Say goodbye to passwords, and hello to passkeys.
Nearly a year after tech titans Google, Apple, Microsoft, and the FIDO Alliance joined forces to usher in a passwordless future, Alphabet’s Google announced that passkeys are now coming to Google account users. Starting today, they can create and use passkeys on their Google accounts, bypassing the two-step verification process and passwords, when they sign in. Passkeys are coming to Google accounts on all major platforms, even though Google accounts will continue to support existing login methods like passwords for the foreseeable future.
Google’s adoption of passkeys is expected to encourage other major tech companies to follow suit and adopt stronger security measures to protect users’ accounts. This technology could become the new industry standard for online authentication, providing users with a more secure and reliable way to access their online accounts. This method also eliminates the need for traditional passwords and provides an extra layer of security – unlike passwords, they cannot be created manually or written down on a piece of paper and are instead generated by the device itself. Furthermore, passkeys let users sign in to apps and sites the same way they unlock their devices, whether it be via biometric measures or a screen lock PIN. Passkeys have already been integrated by Apple – the iPhone maker integrated it into iOS with the launch of iOS 16, and the feature is also available in iPadOS 16.1 and macOS Ventura.

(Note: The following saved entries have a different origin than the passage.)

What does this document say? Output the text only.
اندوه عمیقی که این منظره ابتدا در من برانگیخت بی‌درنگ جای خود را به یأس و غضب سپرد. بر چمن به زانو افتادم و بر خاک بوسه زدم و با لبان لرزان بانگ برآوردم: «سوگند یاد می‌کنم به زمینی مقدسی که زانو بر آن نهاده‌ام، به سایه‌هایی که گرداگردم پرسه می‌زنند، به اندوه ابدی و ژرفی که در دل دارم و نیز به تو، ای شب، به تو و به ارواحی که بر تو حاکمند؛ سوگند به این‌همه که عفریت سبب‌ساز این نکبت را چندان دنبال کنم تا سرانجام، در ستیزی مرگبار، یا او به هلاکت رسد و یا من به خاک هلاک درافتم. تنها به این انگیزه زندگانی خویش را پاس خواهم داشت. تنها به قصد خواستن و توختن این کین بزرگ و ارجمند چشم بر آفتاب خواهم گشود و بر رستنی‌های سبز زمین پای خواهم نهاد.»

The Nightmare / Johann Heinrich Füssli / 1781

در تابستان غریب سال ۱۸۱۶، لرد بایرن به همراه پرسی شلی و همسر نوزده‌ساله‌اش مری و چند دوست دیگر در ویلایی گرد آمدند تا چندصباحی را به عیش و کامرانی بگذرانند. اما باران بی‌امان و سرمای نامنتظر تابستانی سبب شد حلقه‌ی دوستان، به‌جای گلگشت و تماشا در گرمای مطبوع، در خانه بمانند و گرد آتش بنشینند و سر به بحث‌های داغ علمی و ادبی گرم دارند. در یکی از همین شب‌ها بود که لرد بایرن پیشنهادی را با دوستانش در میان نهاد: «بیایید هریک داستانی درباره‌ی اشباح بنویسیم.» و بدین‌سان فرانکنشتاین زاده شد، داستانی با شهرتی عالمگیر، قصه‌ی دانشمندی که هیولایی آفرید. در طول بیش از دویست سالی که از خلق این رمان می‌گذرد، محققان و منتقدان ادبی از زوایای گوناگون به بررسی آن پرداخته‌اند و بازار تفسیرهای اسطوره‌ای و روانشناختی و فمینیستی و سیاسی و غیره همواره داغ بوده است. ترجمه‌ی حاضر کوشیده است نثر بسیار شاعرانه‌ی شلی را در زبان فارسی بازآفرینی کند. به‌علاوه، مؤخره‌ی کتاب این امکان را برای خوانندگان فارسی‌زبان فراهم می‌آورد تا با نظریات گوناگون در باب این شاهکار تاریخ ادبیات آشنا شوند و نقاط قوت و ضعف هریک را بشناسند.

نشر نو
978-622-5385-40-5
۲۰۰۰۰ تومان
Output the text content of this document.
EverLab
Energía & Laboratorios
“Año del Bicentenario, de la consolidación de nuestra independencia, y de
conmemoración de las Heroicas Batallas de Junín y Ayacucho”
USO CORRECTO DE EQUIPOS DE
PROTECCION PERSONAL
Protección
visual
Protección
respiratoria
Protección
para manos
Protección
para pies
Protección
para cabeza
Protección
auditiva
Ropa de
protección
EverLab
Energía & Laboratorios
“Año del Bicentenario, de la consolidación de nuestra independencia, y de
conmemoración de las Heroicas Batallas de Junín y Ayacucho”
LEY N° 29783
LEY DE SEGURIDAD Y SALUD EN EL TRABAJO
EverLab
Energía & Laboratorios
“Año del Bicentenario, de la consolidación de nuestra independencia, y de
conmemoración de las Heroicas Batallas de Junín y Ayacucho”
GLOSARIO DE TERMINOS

“For some time we and others in the industry have been working on a simpler and safer alternative to passwords. While passwords will be with us for some time to come, they are often frustrating to remember and put you at risk if they end up in the wrong hands,” Google wrote in its blog post. It added that it has already brought updates to bring passkey experiences to Chrome and Android alike. While users across the globe can already use passkeys over passwords to further safeguard their accounts from phishing attempts, administrators of Google Workspace accounts will have to wait for some time before they can enable passkeys for their end-users during the sign-in process.
Those who are interested in creating a passkey need to log in to their Google account and then choose the “Create a passkey” option. If they are signing in with a new device, they need to select the option to “use a passkey from another device” and follow the prompts. While it does not transfer the passkey to the new device, it uses the phone’s screen lock and proximity to approve a one-time sign-in. In case a device is lost, the user can revoke Google Account passkeys in Settings.
With the rise of cyberattacks, data breaches, and the vulnerabilities of password-based security, the need for strong and secure authentication methods has become increasingly important. Even though it will take time for passkeys to be widely adopted, it offers a promising solution by reducing the risk of account hacking and improving user safety. By making this technology available to all users on major platforms, Google is taking a significant step towards a more secure online environment. This technology has the potential to greatly enhance user safety and protect accounts from unauthorized access.
Additionally, it provides a secure alternative to traditional passwords and could pave the way for a more secure online ecosystem. As more companies adopt similar solutions, the future of authentication may be moving towards pre-authenticated devices and cryptographic keys.
“We’re thrilled with Google’s announcement today as it dramatically moves the needle on passkey adoption due both to Google’s size and to the breadth of the actual implementation — which essentially enables any Google account holder to use passkeys,” Andrew Shikiar, executive director of FIDO Alliance, said in a statement. “I also think that this implementation will serve as a great example for other service providers and stands to be a tipping point for the accelerated adoption of passkeys.”